Tadic Seeks To Defuse Kosovo Crisis

Kosovo Force (KFOR) Major General Erhard Drews of Germany stands along the barricades in front of a Serbian flag at the closed Serbia-Kosovo border crossing of Brnjak, on October 19.

Serbian President Boris Tadic has met with local Serb leaders from northern Kosovo in a bid to defuse a crisis with Kosovo's ethnic Albanian leadership.

Tadic asked the mayors of four northern Kosovo towns to allow the free movement of NATO peacekeepers in the region, KFOR.

However, the local officials refused to agree.

Serbs in northern Kosovo have been blocking roads leading into northern Kosovo since July.

It's part of a protest over plans by Kosovo's ethnic Albanian leadership to take control of border crossings in the north.

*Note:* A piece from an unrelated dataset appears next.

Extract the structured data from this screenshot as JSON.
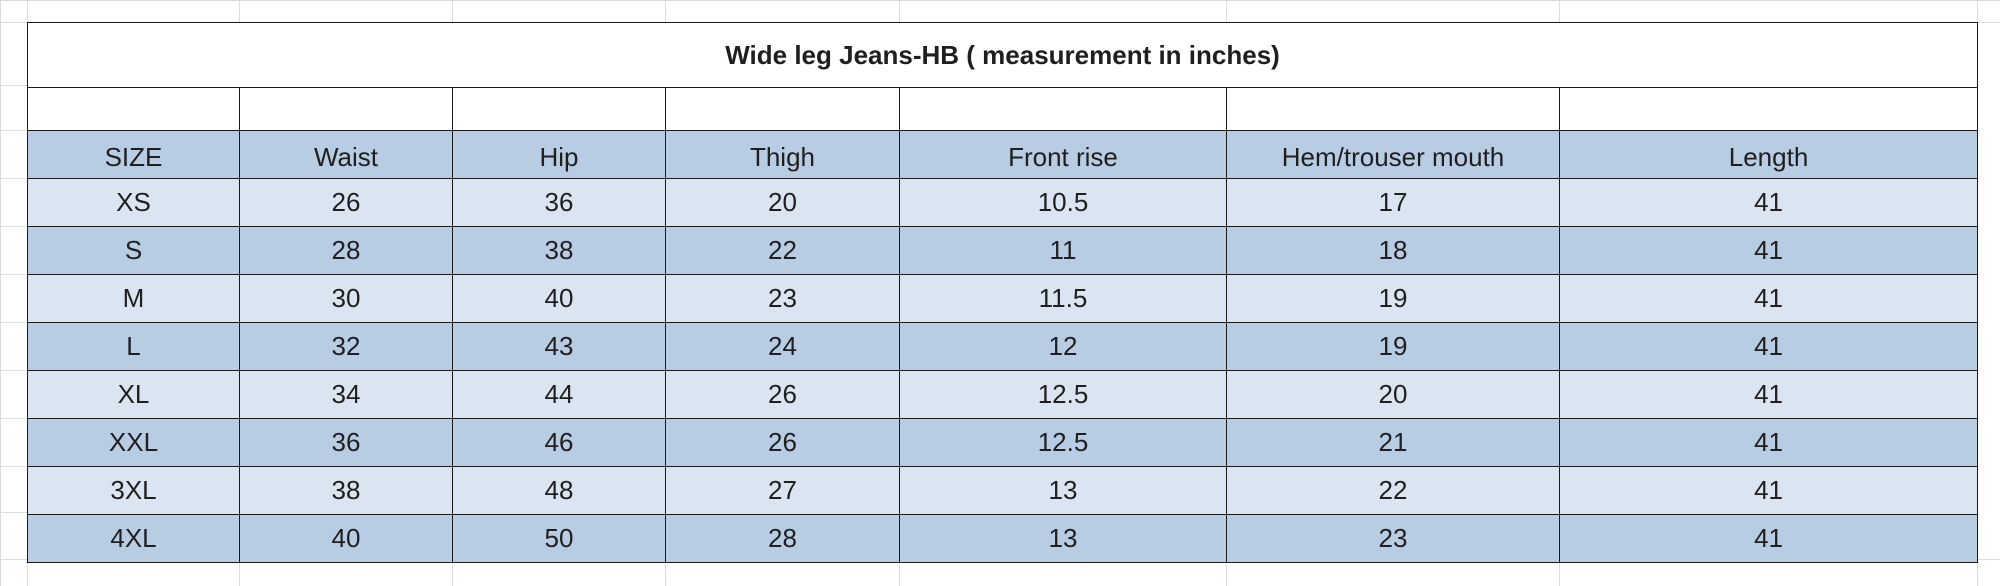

Northern Kosovo is populated mainly by ethnic Serbs who do not recognize Kosovo's unilateral declaration of independence in 2008.

On October 22, KFOR troops tried to dismantle some of the barriers, but abandoned the task after Serbs manning the barricades refused to disperse.

The same day, KFOR commander General Erhard Drews and Xavier de Marnhac, the head of the EU's rule of law mission EULEX, held talks with the four mayors but failed to make progress.